HIPS Talk: "Building `Google search engines´ for microbial sequence"

Tuesday, February 4, 2020, at 16:30 s.t. in Bldg E8.1, Seminar Room (Ground Floor)

Prof. Dr. Zamin Iqbal  (European Bionformatics Institute (EMBL-EBI)) will give a presentation entitled
"Building `Google search engines´ for microbial sequence"

When?: Tuesday, February 4, 2020, at 16:30 s.t.
Where?: in Bldg E8.1, Seminar Room (Ground Floor)
Host: Prof. Dr. Olga Kalinina

There is opportunity to talk with the speaker before the talk.   
For details and for making appointments please contact Prof. Dr. Olga Kalinina at 0681-98806-3600 or per email: olga.kalinina@helmholtz-hips.de  
Guests are welcome!

Although we continue to sequence and store progressively more genomes, we have barely scratched the surface of the genetic  diversity of microbial life on Earth. One of the unexpected challenges is the fact that we don't have very good access even to the genomes that are publicly available. There are two reasons: first, 80% of publicly archived data is deposited as raw unassembled sequence, which is not (usefully) searchable by BLAST. Second, the full DNA archive is too big for standard tools like BLAST, and doubling every 18 months.
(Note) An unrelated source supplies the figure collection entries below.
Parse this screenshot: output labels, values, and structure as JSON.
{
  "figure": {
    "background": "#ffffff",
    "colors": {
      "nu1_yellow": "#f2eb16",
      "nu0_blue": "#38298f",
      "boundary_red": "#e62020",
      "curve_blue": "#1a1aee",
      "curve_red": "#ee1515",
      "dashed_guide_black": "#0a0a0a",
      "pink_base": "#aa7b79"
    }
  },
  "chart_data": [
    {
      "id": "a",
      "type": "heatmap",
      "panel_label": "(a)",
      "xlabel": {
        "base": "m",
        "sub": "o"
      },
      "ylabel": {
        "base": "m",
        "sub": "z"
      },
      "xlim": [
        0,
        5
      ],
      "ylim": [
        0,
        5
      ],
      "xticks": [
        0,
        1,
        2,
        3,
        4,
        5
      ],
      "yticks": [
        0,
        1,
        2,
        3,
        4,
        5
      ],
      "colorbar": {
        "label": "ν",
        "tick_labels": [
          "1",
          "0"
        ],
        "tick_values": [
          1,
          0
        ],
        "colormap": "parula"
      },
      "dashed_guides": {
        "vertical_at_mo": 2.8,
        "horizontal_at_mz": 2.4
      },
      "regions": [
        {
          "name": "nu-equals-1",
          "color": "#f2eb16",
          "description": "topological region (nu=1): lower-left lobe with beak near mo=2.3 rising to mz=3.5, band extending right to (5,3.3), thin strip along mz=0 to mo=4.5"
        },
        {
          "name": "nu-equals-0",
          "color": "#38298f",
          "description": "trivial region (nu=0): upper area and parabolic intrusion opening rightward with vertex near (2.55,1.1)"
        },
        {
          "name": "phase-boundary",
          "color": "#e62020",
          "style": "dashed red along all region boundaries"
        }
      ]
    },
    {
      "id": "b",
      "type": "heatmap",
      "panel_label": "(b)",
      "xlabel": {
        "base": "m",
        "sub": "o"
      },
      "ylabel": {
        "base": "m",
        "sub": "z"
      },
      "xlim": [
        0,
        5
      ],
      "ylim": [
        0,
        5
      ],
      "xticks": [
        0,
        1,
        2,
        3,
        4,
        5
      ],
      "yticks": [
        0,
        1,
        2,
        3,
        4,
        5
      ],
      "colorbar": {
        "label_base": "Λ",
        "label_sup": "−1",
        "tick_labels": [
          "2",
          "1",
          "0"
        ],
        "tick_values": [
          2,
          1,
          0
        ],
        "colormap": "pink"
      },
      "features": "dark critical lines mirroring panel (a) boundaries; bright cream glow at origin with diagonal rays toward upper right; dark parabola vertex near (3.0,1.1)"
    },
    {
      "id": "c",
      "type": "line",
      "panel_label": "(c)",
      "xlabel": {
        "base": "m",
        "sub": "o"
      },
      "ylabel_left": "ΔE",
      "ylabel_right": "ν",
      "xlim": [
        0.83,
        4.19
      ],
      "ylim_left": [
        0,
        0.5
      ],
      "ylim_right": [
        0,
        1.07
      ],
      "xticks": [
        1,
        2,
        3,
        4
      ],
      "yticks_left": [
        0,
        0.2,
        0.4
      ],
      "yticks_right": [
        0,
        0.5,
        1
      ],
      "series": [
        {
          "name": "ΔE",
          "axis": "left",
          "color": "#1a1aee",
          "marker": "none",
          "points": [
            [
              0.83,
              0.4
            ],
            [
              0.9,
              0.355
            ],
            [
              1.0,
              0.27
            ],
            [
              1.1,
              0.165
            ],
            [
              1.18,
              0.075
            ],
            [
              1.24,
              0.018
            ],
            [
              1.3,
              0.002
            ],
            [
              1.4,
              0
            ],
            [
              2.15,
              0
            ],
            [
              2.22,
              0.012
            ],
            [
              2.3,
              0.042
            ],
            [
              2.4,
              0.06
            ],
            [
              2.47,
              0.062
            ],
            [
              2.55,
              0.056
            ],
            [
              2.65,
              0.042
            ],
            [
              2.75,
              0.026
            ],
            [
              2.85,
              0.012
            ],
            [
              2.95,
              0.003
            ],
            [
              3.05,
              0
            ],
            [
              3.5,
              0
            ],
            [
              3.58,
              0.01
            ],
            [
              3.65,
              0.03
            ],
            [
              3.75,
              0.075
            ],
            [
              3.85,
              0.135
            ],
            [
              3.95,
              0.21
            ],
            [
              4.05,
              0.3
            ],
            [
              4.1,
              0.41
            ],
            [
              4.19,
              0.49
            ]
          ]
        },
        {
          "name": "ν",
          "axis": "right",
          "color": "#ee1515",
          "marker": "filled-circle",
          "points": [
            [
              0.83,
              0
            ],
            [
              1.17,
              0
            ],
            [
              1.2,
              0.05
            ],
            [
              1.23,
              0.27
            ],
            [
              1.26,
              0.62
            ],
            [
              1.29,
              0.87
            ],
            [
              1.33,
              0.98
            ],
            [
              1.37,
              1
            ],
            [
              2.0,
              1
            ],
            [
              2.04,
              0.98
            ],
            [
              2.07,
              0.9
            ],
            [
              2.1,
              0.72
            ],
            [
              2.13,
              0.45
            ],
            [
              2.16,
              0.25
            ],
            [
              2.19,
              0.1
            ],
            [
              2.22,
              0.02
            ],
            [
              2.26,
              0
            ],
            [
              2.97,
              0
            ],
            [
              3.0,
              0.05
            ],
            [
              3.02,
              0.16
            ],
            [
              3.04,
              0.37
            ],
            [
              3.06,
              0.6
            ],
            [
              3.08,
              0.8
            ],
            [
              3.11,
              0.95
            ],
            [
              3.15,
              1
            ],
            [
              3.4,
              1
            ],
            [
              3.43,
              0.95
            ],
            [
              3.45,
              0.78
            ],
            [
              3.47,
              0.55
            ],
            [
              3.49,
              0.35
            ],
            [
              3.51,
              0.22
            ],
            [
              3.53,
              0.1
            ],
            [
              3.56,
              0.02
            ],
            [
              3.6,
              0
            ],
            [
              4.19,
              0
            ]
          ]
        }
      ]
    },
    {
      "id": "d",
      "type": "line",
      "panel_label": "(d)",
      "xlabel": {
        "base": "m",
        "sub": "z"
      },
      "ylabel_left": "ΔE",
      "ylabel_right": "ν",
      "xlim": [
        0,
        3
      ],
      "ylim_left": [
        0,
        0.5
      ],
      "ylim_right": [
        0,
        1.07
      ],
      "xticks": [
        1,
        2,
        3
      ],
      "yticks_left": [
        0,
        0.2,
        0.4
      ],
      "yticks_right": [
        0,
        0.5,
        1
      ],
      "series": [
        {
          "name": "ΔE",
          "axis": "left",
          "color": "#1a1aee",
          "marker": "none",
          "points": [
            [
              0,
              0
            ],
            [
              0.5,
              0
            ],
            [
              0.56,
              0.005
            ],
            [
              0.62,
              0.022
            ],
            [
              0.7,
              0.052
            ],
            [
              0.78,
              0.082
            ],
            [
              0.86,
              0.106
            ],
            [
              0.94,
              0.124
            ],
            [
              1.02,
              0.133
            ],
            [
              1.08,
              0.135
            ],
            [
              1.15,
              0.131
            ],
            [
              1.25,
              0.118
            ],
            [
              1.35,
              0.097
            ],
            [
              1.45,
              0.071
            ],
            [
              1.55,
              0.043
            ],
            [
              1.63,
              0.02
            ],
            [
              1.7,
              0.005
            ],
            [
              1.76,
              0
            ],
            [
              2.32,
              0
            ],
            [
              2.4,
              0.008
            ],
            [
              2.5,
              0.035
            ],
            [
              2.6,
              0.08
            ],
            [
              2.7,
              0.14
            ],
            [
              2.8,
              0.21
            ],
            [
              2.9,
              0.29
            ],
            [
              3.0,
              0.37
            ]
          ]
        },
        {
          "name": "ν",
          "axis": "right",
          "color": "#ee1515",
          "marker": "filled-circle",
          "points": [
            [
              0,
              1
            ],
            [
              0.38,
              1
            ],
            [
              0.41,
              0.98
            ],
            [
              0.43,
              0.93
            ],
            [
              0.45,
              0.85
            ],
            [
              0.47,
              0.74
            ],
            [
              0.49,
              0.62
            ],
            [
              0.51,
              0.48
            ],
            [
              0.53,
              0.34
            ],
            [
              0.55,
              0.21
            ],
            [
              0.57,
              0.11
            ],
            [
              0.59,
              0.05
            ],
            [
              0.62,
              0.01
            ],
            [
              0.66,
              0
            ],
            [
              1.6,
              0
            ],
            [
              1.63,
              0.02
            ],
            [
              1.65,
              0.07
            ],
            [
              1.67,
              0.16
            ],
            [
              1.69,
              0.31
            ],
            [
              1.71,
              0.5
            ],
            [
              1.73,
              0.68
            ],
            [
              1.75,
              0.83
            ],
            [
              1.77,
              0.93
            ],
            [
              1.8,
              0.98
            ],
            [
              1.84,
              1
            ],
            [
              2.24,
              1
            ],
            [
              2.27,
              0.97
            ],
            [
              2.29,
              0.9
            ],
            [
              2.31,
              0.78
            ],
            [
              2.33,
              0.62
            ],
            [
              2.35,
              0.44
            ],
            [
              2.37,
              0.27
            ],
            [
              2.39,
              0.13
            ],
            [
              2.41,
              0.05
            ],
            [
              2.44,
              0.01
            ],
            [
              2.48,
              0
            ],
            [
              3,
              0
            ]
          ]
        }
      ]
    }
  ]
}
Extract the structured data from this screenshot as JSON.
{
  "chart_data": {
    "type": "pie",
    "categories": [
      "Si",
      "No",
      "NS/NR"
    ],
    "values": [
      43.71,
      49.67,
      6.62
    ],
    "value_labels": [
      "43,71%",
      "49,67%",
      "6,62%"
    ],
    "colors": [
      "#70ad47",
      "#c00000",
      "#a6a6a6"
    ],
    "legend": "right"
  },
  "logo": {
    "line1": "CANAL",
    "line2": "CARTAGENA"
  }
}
The ability to query these data for sequence search terms would facilitate both basic research and applications such as realtime genomic epidemiology and surveillance. To solve this problem, we combine knowledge of microbial population genomics with computational methods devised for web search to produce a searchable data structure named BItsliced Genomic Signature Index (BIGSI, www.ncbi.nlm.nih.gov/pubmed/30718882). We indexed the entire global corpus of 447,833 bacterial and viral whole-genome sequence datasets using four orders of magnitude less storage than previous methods - you can try the search out
at bigsi.io. I will talk about how we applied our BIGSI search function to rapidly find resistance genes MCR-1, MCR-2, and MCR-3, determine the host-range of 2,827 plasmids, and quantify antibiotic resistance in archived datasets.

These kinds of method open up valuable resources for science, in just the same way that Google opens up the internet - this  is an enabling technology rather than an end in itself.  I will also discuss limitations of searching in DNA rather than  protein space, and plans to address that.